Recovery

The Addiction that Pays YOU

I have an addictive personality – I can turn just about anything into too much of a good thing. I think meditation is about the only thing I’ve found that I can obsess about and it doesn’t do me harm somehow. I have a lifelong addiction to TV. I’m kind of strung out on the cat. I eat compulsively. I have a job that I love, that offers me flow for hours at a time, and for my good performance, I am showered with praise. Have I addicted myself to work? Well…let’s talk about that. 

I am madly in love with my work. I’ve always brought my mother’s fierce work ethic to every job, no matter how mundane, and after a few years of working hard at careers that were an odd fit, I have found work that is a perfect match to my skills, my interests, and the kinds of people I want to work with. I am enormously fortunate to genuinely enjoy nearly every aspect of my work, and even when it’s stressful, I bounce out of bed most days eagerly looking forward to what the work day will hold. And instead of paying for these rockin’ experiences, they pay me. We should all be so lucky.  

My work is linked to school calendars, and follows a seasonal schedule. When it’s on, it’s on – 12-hour days 6 days a week, tossing and turning in bed because I can’t stop thinking about the problem I left unresolved when I shut down my computer, cutting time with loved ones short to get back to work. That sounds like a workaholic life to me. One thing I always think about addiction: People who aren’t addicted never ask themselves if they are addicted – they know they aren’t. If I even have to pose the question, it’s because there’s a problem. 

But then. Half of the year, it’s pretty darn quiet. The work drops off, and I can go days at a time without time pressures. If those kinds of days felt scary and impossible to fill, I would agree that I have replaced alcohol with work. But I love those days just as much as I love the intense states of flow I get from my work-filled days. I write a bunch, meditate more, go on extra walks, get a little TV in. They are equally satisfying (although I do find it a little harder – but not impossible – to avoid overeating). 

When it’s pretty quiet, it’s easy to drop work to focus on the things that matter. Fatberry wants into my lap. My brother across the country calls in the middle of the day. Dan and I actually have lunch together. During busy times, it’s more of a struggle. I’ve only been through one busy season in a work-from-home setting, and I wasn’t perfect about dropping everything because something awesome was happening, but I did okay. 

The Bergen Work Addiction Scale has…mostly good news for me. The only one I consistently score as “Often” is that others have told me I work too much, and I don’t listen – and that’s a big deal. When it’s busy, work can keep me from spending time with Dan, friends, and family. However, it’s very notable that I do NOT throw myself into work in order to avoid spending time with friends or family – when it’s not busy, that’s the first thing I want to do. But my mom has told me, not in so many words, that she gets concerned about the hours I put in, and that she feels I don’t make time for her. And Dan tells me all the time he thinks I work too much. 

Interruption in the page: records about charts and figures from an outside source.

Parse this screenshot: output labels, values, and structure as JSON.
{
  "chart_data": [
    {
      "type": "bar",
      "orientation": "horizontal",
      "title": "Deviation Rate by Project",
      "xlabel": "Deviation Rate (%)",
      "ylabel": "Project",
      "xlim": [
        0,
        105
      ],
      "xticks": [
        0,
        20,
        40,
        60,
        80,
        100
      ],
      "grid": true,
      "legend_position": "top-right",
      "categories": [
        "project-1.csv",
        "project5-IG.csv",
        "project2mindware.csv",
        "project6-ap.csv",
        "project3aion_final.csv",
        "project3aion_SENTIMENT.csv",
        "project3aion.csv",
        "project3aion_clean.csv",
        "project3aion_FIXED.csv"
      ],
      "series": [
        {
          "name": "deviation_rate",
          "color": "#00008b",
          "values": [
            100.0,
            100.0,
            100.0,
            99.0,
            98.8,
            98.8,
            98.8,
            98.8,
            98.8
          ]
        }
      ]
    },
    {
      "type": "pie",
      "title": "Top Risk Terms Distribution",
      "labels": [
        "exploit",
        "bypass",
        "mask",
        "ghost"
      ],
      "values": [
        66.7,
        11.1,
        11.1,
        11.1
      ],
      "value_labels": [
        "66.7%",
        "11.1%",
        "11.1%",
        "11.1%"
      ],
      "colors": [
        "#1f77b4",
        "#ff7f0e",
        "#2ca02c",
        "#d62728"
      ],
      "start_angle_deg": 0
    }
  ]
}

These are not easy points to dismiss. No one knows me better than Dan and my mom. No one has a better perspective on whether the ways I choose to spend my time are damaging and unhealthy. As an addict, I am a wrong-thinking person – I am wrong so often that I’ve let my brain get hijacked by all kinds of maladaptive behaviors. If these people, who have perspective on me that I lack, who think about me more clearly than I think about myself, if they look at me and see a problem here, I have to listen.  

Now, are my feelings of self-worth overly tied up in how I’m performing at work? Absolutely. When things are going well, I feel bulletproof. When I make a mistake, it’s a catastrophe. I write for the sales team, and over the past few years, I’ve gotten pretty good at modestly celebrating the wins, and shrugging off the losses. However, when I’m unskillful in email or in a meeting, I am really hard on myself about that. It’s a cognitive distortion to think that people are zeroed in on the one thing I do wrong instead of the hundred things I do right. That’s not the same as being addicted to work – browbeating myself for interpersonal SNAFUs is not the same as working compulsively. It’s overidentification, not addiction. 

But then there’s the broad definition of addiction – continued use despite adverse consequences. In 2019 I learned a tough lesson about working when I should have been taking care of something actually important, when my cat was terminally sick and I waited for the work to be done before taking him to the vet. I’ve regretted that, and tried to learn from it. Was that a painful lesson, or a symptom of a huge problem? If it was a huge problem, have I corrected it, or just postponed until the next time I let work keep me from taking care of someone I love? Or, is everyone who both works and takes care of someone else going to occasionally run into competing demands (and sometimes work wins)? 

So I come to the conclusion without any kind of satisfactory resolution. Am I explaining away a bona fide work addiction with rationalizations and justifications? Or just living in a complicated world without easy answers? Will I look back on this in a few years, after I’ve lost a lot to a work addiction, and see only in retrospect how self-deluding my words are today? Does effing everything have to be a question of healthy functioning versus addiction, or do we just have to make choices sometimes? It’s not so much a conclusion as just the place where I’m going to arbitrarily stop writing now. What will become of this? I am still in the middle of figuring it out.